Endangered

Western Tragopan (Tragopan melanocephalus)

Dr. Susan Sharma


Schedule I, Part III of the Indian Wildlife (Protection) Act, 1972 lists rare and endangered birds which are totally protected throughout the country, live or dead or part thereof. They include Andaman Teal, Assam Bamboo Partridge, Bazas, Bengal Florican, Blacknecked Crane, Blood Pheasants, , Cheer Pheasant, Eastern White Stork, , Jerdon's Courser, Great Indian Bustard, Great Pied Hornbill, Hawks, Hooded Crane, Hornbills, Houbara Bustard, Humes Bartailed Pheasant, Indian Pied Hornbill, Lammergeier, Large Falcons, Large Whistling Teal, Monal pheasant, Mountain Quail, Narcondam Hornbill, Nicobar Megapode, Nicobar Pigeon, Osprey, Peacock-Pheasant, Peafowl or Indian Peafowl, Pinkheaded Duck, Scalter's Monal Pheasant, Siberian White Crane, Tibetan Snowcock, Tragopan-Pheasant, Whitebellied Sea Eagle, White-eared Pheasant, White Spoonbill, and Whitewinged Wood Duck.

The Great Himalayan National Park is perhaps the most distinct stronghold of the rare Western Tragopan in India. The most spectacular of pheasants, the Western Tragopan has been reported from all the valleys of the GHNP. This pheasant is found in high altitude fir-spruce and Deodar forests with Ringal Bamboo (Arundinaria spp.). The maximum number of sightings have been from forests of Basu, Shilt, Nada, Chordwar in Tirthan valley.

The tragopans or horned pheasants are medium-sized pheasants in which the sexes are highly dimorphic, the males tending toward crimson on the head and sometimes elsewhere, and with extensive white to buffy dorsal spotting. Males also have two erectile and brightly coloured fleshy horns that are erected during courtship, and a brilliantly coloured gular lappet or bib that can be expanded and exposed during display. The round black-bordered white spots or ocelli on the tragopan's feathers make it look like the King of Birds studded with diamonds all over. .

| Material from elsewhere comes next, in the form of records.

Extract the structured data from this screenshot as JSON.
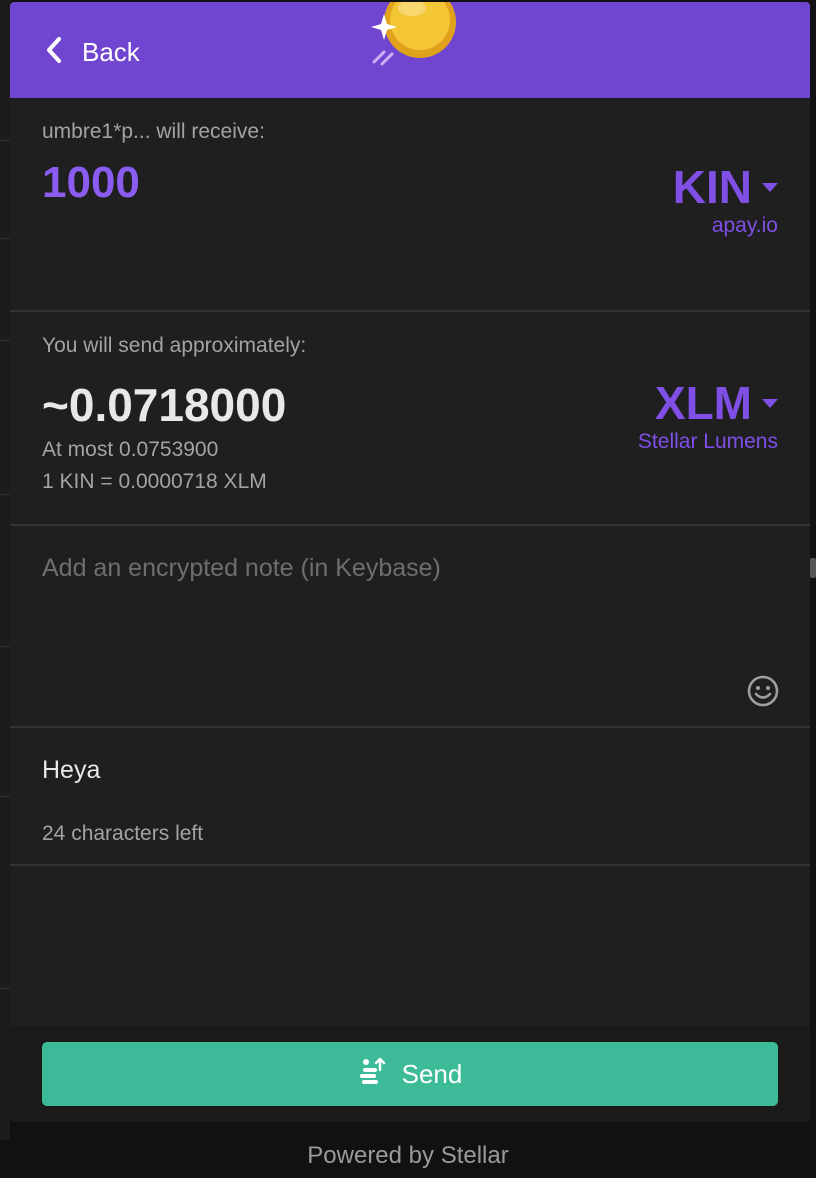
{
  "header": {
    "back_label": "Back"
  },
  "receive": {
    "label": "umbre1*p... will receive:",
    "amount": "1000",
    "currency_code": "KIN",
    "issuer": "apay.io"
  },
  "send": {
    "label": "You will send approximately:",
    "amount": "~0.0718000",
    "at_most": "At most 0.0753900",
    "rate": "1 KIN = 0.0000718 XLM",
    "currency_code": "XLM",
    "currency_name": "Stellar Lumens"
  },
  "note": {
    "placeholder": "Add an encrypted note (in Keybase)",
    "value": ""
  },
  "memo": {
    "value": "Heya",
    "chars_left": "24 characters left"
  },
  "actions": {
    "send_label": "Send"
  },
  "footer": {
    "powered_by": "Powered by Stellar"
  },
  "colors": {
    "header": "#7046d1",
    "accent_purple": "#7f4fe6",
    "send_button": "#3dbb98",
    "panel_bg": "#1f1f1f"
  },
  "icons": {
    "back": "chevron-left-icon",
    "coin": "coin-illustration-icon",
    "emoji": "smiley-icon",
    "send": "coins-send-icon"
  }
}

This species is usually seen singly, in pairs, or small coveys, in fairly dense montane vegetation. The white circular spotting on the greyish upperparts, especially the lower back and upper tail-coverts is distinctive, but the spotting is less regular in females than in males. Both sexes have reddish faces, and the legs are usually pinkish. During the breeding season the male can be identified by its distinctive call, uttered most often at dusk and daybreak at intervals of about five or ten minutes. It is a far-carrying waa note, resembling a goose calling or the bleating of a small goat.

In winter the birds are found in the thickest parts of the oak, chestnut, and morenda pine forests having a dense undergrowth of ringal bamboo. But, during the breeding season, they are to be found in the higher parts of the forest, up to the zone of birches and white rhododendrons, and almost up to the extreme limits of the forest. Roosting by these birds is done in trees, preferentially low evergreens, where there are closely inter-woven leaves and branches, rather than in taller trees.

Great Himalayan National Park is one of only two National Parks in the world to support a population of endangered western tragopan Tragopan malanocephalus. Very limited work has been done on methods for survey and census of these galliformes. The Parvati Hydel Project has carved out the Great Himalyan National Park destroying the very habitat of these birds. The few that are left are hunted by man for its feathers. The Western Tragopan vanishes for its colourful plumage. Legend tells that that God created the Tragopan out of feathers shed by every bird in the universe.

Captive breeding for conservation is being attempted at Sarahan in Himachal Pradesh with little success so far.